There is one real drama here - the tragedy of Kubrick the old man. I don't think it would be hard to explain and analyze it, but I am not going to try; I respect Kubrick far too much for all the great movies that kept inspiring me through many a decade. This one only made me sad.
The White Raven (1998)
Learn to shoot straight, &%$#@?&!!!
I guess that when starting a movie like "The White Raven", a team has two basic choices. They can make a James Bond type of film in which the hero will keep falling into traps most terrible from which he will miraculously escape with his life and tie undisturbed - which is quite OK because we all know in advance that he is indestructible. Or they can make a realistic movie in which the hero is very much destructible and has to depend solely on his wits and on some more or less sympathetic people to survive - if he does survive at all; we can never be sure.
And then there is the third type which tries to combine the first two - which seems to be a sure formula for disaster. "The White Raven" is, of course, just one of many such movies which may start, as this one does, quite decently in the realistic direction and then suddenly turn around, becoming more and more laughable right to the last "deus ex machina" (in this case one of the most stupid I have ever seen).
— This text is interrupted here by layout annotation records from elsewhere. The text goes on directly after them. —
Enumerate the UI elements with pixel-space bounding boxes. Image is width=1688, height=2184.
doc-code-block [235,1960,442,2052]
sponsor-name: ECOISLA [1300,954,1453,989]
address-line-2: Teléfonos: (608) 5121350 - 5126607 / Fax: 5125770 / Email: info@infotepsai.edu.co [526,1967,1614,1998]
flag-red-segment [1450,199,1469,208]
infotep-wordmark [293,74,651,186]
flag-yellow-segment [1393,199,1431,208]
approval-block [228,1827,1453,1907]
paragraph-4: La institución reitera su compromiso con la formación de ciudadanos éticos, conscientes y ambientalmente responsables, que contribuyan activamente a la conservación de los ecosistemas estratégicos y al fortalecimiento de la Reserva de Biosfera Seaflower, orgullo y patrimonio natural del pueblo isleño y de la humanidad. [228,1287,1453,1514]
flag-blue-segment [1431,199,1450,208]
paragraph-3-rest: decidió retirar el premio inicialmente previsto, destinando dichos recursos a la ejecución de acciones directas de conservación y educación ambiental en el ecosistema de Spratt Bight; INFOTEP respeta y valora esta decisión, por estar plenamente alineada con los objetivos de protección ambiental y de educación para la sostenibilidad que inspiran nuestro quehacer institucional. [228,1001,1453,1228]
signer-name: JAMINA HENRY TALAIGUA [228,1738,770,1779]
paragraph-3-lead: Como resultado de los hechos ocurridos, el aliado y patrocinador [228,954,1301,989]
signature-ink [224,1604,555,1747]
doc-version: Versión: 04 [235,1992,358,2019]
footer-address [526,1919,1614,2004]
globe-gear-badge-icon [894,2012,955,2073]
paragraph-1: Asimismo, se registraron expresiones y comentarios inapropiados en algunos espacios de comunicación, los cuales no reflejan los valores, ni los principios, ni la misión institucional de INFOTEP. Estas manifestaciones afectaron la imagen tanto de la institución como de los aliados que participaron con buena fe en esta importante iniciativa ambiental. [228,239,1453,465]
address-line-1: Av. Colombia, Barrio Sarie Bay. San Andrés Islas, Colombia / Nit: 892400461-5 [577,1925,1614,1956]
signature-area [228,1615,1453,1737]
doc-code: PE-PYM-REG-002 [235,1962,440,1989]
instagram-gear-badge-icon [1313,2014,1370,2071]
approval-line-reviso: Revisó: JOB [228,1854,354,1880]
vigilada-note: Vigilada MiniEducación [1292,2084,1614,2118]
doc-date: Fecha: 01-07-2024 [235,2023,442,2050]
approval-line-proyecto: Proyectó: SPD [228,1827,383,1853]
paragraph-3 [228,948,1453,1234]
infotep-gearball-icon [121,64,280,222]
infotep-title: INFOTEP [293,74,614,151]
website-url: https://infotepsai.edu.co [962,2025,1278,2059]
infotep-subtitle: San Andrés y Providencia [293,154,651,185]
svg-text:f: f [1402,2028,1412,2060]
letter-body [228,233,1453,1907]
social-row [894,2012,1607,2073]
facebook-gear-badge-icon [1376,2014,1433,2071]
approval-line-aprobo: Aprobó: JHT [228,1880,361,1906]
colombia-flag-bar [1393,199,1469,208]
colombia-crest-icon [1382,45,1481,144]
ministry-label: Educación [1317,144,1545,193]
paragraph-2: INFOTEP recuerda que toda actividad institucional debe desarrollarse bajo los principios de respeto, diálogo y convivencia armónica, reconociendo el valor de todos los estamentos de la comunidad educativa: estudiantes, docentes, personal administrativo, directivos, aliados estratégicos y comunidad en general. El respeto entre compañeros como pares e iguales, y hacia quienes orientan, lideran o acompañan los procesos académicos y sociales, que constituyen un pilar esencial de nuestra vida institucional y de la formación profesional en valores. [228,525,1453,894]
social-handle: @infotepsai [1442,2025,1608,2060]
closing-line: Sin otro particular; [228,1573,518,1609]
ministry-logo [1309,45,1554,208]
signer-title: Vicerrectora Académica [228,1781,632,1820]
As such, the movie could perhaps be enjoyed as an unintentional parody if it were not for repeatedly ghoulish scenes which make one think that its authors are fetishists of a rather unpleasant sort; and only to their kind can "The White Raven" be safely recommended.
The Wicker Man (1973)
Brigadoon meets Hair meets Dracula (sort of, anyway)
Not long ago I saw "Plan 9 from Outer Space", supposedly the worst film of all times, for the first time. Well, this one beats it fair and square.
It's all about an island filled with hippies of the classic school (some were obviously still around in 1973 when the film was made) pretending to be Scotch pretending to be druids. Their lord is Christopher Lee (pretending to be Peter O'Toole), their Love Goddess Britt Ekland (lovely breasts but CAN NOT DANCE) and their chief adversary Edward Woodward (pretending to be a cop but really an Ingmar Bergman pastor). There is also a dead rabbit, a swallowed frog and possibly the most awful music score ever, undoubtedly influenced by "Auld Lang Syne" as interpreted by a third-rate Moroccan rock band for a bunch of German tourists.
Anything more would be a spoiler, and I certainly don't want to spoil this film for anybody. After all, it is designated as "a must-see" in the most popular movie & video guide of our times.